Durante os meus vinte e sete anos eu sempre achei que fosse forte e que poderia lidar com tudo sozinha, mas infelizmente não posso. Por alguma razão meus pais reagiram muito mal ao diagnóstico. Minha mãe negou, disse que vamos a um neurologista, que eu não tenho nada. Claro que é difícil para ela aceitar quando mantive todo meu histórico em segredo. Na minha casa não se fazem muitas perguntas e pode-se dizer que eu sempre fui um pouco "arisca". Já meu pai, não expressa muito o que sente e no fundo acho que eu sou um pouco como ele.

Assim sendo, uma semana após o diagnóstico lá estava eu, novamente em crise, desesperada, pronta para me jogar na frente de um ônibus. Tudo desencadeado por meu ex-namorado, que me mandou uma mensagem que destroçou o resto de carne moída que tenho no lugar do coração. Naquele momento eu tive certeza que não conseguiria sozinha.

Minha psiquiatra me indicou uma psicóloga e foi pra ela que eu liguei.Infelizmente nunca consigo marcar uma consulta no mesmo dia, mas talvez tenha sido melhor assim. Semana passada foi minha primeira sessão: entre lágrimas e milhões de perguntas e amarras que me prendem tudo fluiu muito bem. Entre todas as coisas que contei para ela a grande questão nesse primeiro momento foi: "Quais os fatos da minha vida que me fazem acreditar que não consigo, que não sou capaz de fazer nada?"

Ainda não tenho uma resposta concreta, mas refletindo vejo que tenho uma tendencia a abandonar as coisas. Mudo de humor e opinião com uma facilidade incrivelmente fácil. Além disso, não consigo identificar em mim o que faz realmente parte da minha personalidade e o que foi moldado por conveniência para ser aceita pelos outros. Nisso se resume minha dificuldade: não me acho capaz porque não sei o que quero, nem sei quem sou.

E é incrível como esta resposta foi justamente a grande questão que rondou a minha segunda sessão, hoje: "Quem eu sou?" "O que realmente faz parte da minha personalidade?". Sabia que este espaço me ajudaria, pois foi exatamente agora que me deparei com isso. Como descrevi para minha psicóloga, eu vivo uma vida que não é vida, como se estivesse atrás de um véu, e tudo que vejo é turvo, impalpável, irreal... Incrível como a teia da psique vai se construindo. Isso me deixa feliz. 

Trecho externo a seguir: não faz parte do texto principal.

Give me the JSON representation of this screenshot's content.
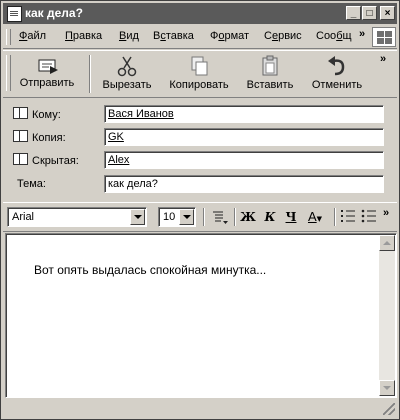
{
  "window": {
    "title": "как дела?",
    "controls": {
      "minimize": "_",
      "maximize": "□",
      "close": "×"
    }
  },
  "menu": {
    "items": [
      {
        "label": "Файл",
        "accel": "Ф",
        "rest": "айл"
      },
      {
        "label": "Правка",
        "accel": "П",
        "rest": "равка"
      },
      {
        "label": "Вид",
        "accel": "В",
        "rest": "ид"
      },
      {
        "label": "Вставка",
        "accel": "с",
        "pre": "В",
        "rest": "тавка"
      },
      {
        "label": "Формат",
        "accel": "о",
        "pre": "Ф",
        "rest": "рмат"
      },
      {
        "label": "Сервис",
        "accel": "е",
        "pre": "С",
        "rest": "рвис"
      },
      {
        "label": "Сообщ",
        "accel": "б",
        "pre": "Соо",
        "rest": "щ"
      }
    ],
    "overflow": "»"
  },
  "toolbar": {
    "buttons": [
      {
        "label": "Отправить",
        "icon": "send-icon"
      },
      {
        "label": "Вырезать",
        "icon": "scissors-icon"
      },
      {
        "label": "Копировать",
        "icon": "copy-icon"
      },
      {
        "label": "Вставить",
        "icon": "paste-icon"
      },
      {
        "label": "Отменить",
        "icon": "undo-icon"
      }
    ],
    "overflow": "»"
  },
  "header": {
    "to_label": "Кому:",
    "to_value": "Вася Иванов",
    "cc_label": "Копия:",
    "cc_value": "GK",
    "bcc_label": "Скрытая:",
    "bcc_value": "Alex",
    "subject_label": "Тема:",
    "subject_value": "как дела?"
  },
  "format": {
    "font": "Arial",
    "size": "10",
    "bold": "Ж",
    "italic": "К",
    "underline": "Ч",
    "font_color": "A",
    "overflow": "»"
  },
  "message": {
    "body": "Вот опять выдалась спокойная минутка..."
  }
}
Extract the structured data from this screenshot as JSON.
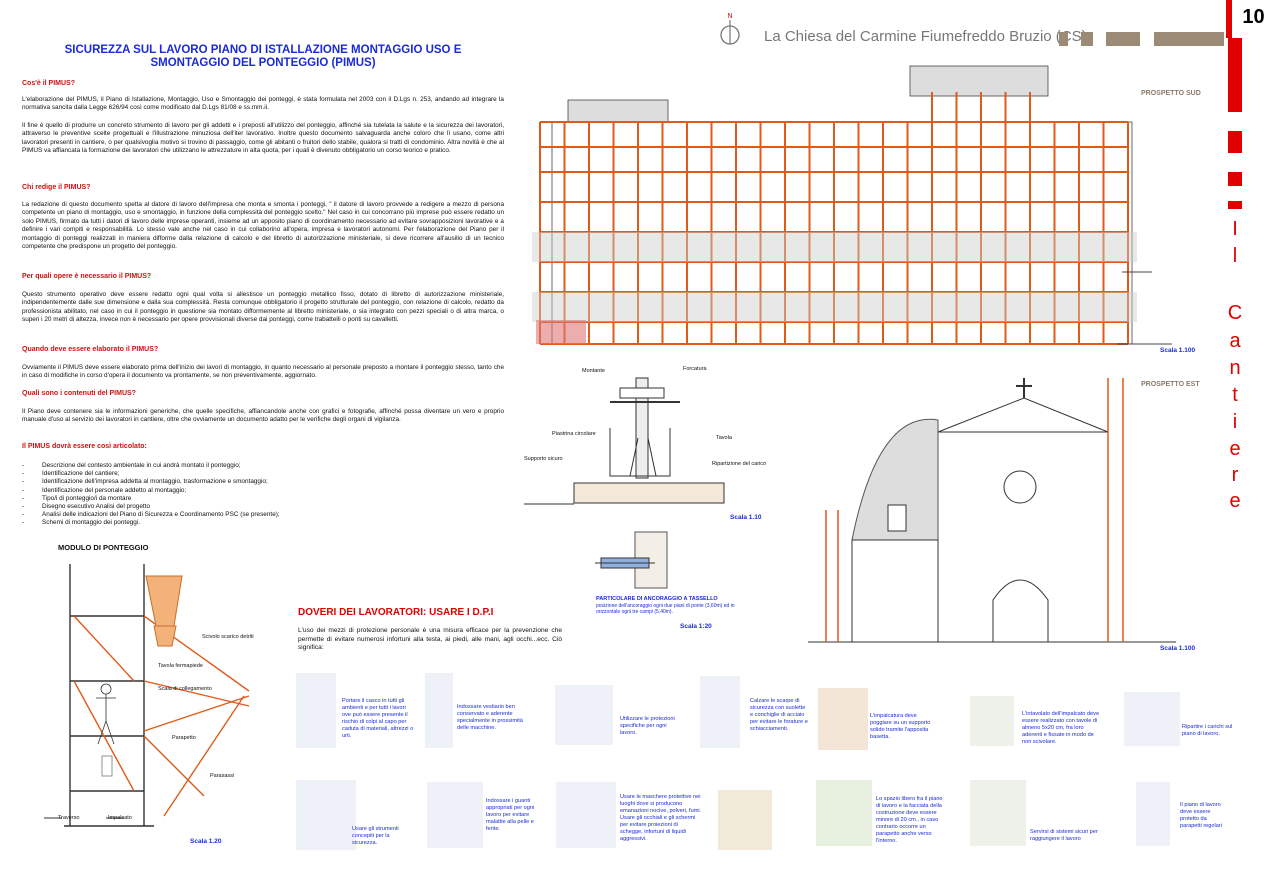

A psicologa me deu alguns questionamento que terei de responder durante esta semana, são:

- O que gosta de fazer e está fazendo
- O que gosta de fazer e não está fazendo
- O que não gosta de fazer e está fazendo
- O que não gosta de fazer e não está fazendo

Partilharei aqui estas minhas descobertas. Busco descobrir a Mi e quem aqui vier irá acompanhar isso. Se vencer ou se for vencida, aqui irão saber. Só quero retirar este véu dos meus olhos.